Updated: Aug 29
By Justin Kresse
Even though the fall semester is just beginning, it's fair to say that we all need a break. After all, getting back into the swing of things – especially given these strange past few semesters – can be rather difficult. One great way to relax and feel that campus life is getting back to normal is to attend an event at the Performing Arts Center (PAC) or elsewhere on campus. There are many events to choose from during this fall semester.

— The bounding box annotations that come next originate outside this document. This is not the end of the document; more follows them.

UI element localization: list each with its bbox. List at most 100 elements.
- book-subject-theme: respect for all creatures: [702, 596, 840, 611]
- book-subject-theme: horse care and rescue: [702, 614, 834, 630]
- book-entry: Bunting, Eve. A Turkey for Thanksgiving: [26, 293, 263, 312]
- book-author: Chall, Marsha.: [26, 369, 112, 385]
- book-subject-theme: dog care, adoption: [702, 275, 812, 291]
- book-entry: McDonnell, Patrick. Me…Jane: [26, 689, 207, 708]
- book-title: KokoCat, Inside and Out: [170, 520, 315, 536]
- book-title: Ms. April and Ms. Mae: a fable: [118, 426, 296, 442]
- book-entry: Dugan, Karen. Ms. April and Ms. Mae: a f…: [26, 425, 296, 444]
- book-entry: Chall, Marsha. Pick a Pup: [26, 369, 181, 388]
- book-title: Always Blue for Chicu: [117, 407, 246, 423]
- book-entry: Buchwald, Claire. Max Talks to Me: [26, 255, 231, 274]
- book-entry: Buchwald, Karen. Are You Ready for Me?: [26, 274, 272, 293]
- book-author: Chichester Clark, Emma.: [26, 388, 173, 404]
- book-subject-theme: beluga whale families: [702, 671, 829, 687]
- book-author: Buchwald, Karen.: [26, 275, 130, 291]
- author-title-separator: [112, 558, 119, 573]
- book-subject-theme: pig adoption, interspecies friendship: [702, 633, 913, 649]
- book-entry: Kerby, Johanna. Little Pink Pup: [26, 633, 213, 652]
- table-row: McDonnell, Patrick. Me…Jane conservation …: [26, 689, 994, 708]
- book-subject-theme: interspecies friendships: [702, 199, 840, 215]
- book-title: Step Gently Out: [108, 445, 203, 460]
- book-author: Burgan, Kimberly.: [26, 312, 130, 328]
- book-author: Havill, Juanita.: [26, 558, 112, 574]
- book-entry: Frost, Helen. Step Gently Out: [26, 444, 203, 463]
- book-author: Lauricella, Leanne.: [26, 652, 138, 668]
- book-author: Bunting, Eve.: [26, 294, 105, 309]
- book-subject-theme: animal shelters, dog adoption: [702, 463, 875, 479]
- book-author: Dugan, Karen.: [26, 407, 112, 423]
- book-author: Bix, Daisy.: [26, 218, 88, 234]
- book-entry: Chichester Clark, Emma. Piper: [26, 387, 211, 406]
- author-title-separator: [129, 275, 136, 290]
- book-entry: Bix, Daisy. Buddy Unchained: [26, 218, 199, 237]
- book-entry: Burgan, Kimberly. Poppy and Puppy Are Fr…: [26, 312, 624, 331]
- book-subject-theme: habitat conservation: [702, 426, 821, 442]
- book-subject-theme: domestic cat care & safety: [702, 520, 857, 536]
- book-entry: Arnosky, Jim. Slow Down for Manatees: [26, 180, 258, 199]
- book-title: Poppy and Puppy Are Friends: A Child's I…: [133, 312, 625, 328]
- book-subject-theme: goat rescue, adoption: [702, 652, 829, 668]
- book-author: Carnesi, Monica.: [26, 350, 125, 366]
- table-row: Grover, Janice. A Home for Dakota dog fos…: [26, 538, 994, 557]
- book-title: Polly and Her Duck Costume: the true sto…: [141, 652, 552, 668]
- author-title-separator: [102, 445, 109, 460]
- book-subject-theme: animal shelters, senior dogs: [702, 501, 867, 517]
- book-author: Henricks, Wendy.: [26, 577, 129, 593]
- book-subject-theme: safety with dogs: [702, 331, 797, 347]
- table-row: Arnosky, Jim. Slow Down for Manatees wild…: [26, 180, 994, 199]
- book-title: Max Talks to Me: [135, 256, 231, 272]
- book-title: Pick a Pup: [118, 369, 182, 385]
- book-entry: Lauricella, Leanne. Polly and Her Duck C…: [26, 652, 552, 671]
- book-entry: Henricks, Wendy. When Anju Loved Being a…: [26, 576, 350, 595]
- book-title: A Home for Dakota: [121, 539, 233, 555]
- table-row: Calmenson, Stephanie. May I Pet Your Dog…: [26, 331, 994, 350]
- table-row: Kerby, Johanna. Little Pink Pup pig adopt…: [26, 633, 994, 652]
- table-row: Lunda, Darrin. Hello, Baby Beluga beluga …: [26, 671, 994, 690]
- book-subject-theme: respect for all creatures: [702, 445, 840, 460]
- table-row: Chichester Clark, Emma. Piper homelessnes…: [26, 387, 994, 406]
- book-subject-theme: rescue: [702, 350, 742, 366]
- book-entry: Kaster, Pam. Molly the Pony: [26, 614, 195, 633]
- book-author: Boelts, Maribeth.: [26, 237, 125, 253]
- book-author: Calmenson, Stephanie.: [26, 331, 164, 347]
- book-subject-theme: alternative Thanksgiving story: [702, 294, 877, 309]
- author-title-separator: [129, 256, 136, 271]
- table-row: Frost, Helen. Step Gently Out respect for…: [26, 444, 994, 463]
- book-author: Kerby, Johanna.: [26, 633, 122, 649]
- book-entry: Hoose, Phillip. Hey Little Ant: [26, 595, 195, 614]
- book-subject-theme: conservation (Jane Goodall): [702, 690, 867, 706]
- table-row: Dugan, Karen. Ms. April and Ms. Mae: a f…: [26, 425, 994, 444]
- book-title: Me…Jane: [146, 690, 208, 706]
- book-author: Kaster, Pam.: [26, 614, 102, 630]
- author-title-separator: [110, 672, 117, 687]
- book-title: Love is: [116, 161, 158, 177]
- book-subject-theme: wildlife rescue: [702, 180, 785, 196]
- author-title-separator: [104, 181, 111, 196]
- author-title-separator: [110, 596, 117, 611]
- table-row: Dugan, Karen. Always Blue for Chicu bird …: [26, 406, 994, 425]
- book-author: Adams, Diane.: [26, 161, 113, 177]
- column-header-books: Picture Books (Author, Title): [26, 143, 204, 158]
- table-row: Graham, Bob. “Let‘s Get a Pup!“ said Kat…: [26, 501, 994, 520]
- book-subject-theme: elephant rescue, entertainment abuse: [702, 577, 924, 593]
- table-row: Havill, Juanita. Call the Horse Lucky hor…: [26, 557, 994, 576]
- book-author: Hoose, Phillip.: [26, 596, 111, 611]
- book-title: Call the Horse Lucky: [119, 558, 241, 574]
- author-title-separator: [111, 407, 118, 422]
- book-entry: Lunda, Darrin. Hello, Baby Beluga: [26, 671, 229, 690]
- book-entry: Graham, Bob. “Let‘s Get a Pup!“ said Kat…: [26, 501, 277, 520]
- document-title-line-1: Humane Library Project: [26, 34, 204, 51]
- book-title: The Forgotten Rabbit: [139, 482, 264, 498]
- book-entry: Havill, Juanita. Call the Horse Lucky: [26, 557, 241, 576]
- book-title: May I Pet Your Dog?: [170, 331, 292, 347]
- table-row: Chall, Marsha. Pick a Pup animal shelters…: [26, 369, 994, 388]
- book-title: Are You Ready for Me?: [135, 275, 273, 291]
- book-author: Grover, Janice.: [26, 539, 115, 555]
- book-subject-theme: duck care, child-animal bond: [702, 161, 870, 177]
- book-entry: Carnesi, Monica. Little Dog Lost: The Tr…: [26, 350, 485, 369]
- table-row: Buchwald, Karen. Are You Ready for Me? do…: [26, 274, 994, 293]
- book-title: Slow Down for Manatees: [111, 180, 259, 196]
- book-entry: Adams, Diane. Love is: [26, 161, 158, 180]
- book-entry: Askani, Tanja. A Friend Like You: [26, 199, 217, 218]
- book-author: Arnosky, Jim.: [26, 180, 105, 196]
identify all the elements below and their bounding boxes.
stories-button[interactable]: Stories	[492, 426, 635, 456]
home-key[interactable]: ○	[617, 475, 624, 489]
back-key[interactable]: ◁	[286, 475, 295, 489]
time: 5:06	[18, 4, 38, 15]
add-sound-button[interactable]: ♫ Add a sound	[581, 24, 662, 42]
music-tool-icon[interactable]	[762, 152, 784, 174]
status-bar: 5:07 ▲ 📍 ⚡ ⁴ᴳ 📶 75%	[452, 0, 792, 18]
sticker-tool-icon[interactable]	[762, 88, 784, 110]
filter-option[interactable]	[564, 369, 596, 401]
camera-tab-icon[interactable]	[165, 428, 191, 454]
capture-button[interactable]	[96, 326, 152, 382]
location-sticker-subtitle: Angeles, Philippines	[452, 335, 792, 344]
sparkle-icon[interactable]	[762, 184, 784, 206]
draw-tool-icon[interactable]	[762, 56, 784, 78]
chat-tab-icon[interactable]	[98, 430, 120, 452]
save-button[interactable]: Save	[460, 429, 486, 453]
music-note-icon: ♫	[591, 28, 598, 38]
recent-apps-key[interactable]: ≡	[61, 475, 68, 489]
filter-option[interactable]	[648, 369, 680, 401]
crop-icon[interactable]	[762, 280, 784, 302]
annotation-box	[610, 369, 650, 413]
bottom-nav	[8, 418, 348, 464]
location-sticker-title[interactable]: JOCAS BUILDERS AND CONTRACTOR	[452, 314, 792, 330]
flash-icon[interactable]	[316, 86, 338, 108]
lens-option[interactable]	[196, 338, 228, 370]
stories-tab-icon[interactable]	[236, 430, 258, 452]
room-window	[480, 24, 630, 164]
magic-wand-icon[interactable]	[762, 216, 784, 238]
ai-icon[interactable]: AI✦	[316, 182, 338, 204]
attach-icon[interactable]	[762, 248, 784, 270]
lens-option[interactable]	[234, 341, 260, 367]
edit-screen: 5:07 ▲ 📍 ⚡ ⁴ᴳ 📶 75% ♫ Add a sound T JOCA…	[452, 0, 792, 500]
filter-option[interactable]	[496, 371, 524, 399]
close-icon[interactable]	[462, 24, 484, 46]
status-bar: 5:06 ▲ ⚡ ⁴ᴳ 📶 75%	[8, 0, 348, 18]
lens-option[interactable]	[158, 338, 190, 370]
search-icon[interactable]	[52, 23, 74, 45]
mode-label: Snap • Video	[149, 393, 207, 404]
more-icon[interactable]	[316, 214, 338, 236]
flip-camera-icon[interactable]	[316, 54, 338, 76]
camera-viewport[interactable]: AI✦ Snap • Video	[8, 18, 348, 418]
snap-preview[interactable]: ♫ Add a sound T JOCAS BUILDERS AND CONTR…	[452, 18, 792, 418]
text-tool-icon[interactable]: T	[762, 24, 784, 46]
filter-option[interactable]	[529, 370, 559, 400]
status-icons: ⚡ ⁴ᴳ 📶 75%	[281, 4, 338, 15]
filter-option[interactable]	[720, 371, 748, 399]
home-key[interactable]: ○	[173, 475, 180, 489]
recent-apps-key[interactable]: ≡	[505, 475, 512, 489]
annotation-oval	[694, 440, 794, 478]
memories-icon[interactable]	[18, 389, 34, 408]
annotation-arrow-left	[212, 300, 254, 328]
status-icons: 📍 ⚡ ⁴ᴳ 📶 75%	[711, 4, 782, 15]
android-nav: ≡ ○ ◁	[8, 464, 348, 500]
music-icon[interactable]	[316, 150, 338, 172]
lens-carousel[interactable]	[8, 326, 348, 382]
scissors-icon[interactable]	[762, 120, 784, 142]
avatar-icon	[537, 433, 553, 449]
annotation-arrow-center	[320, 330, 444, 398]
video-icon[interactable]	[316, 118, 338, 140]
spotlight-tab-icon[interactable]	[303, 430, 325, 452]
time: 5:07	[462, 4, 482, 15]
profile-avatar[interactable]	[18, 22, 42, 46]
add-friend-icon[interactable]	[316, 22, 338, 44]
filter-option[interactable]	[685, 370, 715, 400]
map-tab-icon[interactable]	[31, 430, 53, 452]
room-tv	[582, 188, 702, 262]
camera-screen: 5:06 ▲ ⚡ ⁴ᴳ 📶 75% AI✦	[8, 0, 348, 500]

Start by checking out “Live from the Adelphi PAC Living Room,” a virtual show created by Blyth Daylong, executive director of the PAC, in April 2020. The shows include live and pre-recorded performances by various artists, as well as interviews. Daylong also uses the shows as a way to promote upcoming performances at the PAC. As he put it, the virtual performances are “a way to continue to bring dance, music and theatre to people at home during the shutdown.” He added that he plans to carry on with the events on a bi-weekly basis to continue to showcase Adelphi’s performing arts.
It’s important to note that the PAC has continued to safely house live performances, even last year, through the use of virtual viewing options. This semester, there are 25 events happening at the PAC. Daylong noted all will have in-person audiences and some will also be livestreamed for people unable to attend in person. He also pointed out that the Student Rush policy will continue, allowing students to get one free ticket to any PAC performance starting an hour before the show as long as it is not already sold out.
Maybe you’re interested in the “arts” part of “performing arts.” The Fall Arts Festival has you covered. Though the annual event was moved completely online last year, this year’s event on Oct. 6 (raindate, Oct. 13) will have live performances and displays by alumni outdoors by the PAC, as well as a Chalk-Up event where students can make their own art with chalk. The 2021 Fall Arts Festival also focuses on important issues affecting the student body. This year’s theme will be “Resilience, Reflection and Rebuilding Connection: Healing through the Arts.”
If you’re more of a theater-goer, Adelphi theater’s fall season starts off strong with a performance of Sarah DeLappe’s “The Wolves,” a show about female high school soccer players. Nicholas Petron, chair of the theatre department, noted that the actors are going to get special coaching from the actual Adelphi womens’ soccer team.
If you’re into the classics, then be sure to check out “Sense and Sensibility,” an adaptation of Jane Austen’s classic novel. Look out for more information on the Adelphi PAC website (https://www.adelphi.edu/events/?filters%5Btag%5D=performing-arts) about other upcoming theatre shows, such as the 20- minute scenes created by the theater directing class and the final show of the semester, which will be the first show for the theater first years.
Music performances are also available for the Adelphi community. According to Sidney Boquiren, chair of the music department, there will be departmental ensembles, senior recitals, music education junior recitals and guest ensembles. The ensembles should also be incorporating or relating to Adelphi’s 125th anniversary celebration with the theme of “Building Tomorrow Together.”
There will also be visiting artist performances by groups Axiom Brass and Imani Winds, so be sure to keep an eye out on the PAC website for those performances. Some of the ensemble performances are open to all students, so if you are interested, make sure to contact Professor Boquiren via email (firstname.lastname@example.org).
The dance department also has some great performances planned for this fall, including a piece by alumni Hannah Franz ‘18 for the Fall Arts Festival. According to department chair Orion Duckstein, the big show this semester is Dance Adelphi, which runs from November 17 to 21, with main guest Mark Morris as choreographer. Several faculty members will also be creating work for the show. Then the final dance performance of the semester will be a dance showcase, which will include many student-choreographed performances, as well as a capstone performance by Madelyn Sarver.
With such an array of performing arts events happening during this fall semester, students will surely be able to enjoy many great performances. Though many of the departments are currently unsure about the modality of their performances, performers are hoping to transition back to traditional in-person events, with the option of live-streaming performances for viewers who are unable to attend. Safety is of course the priority even as we strive to move back to normal.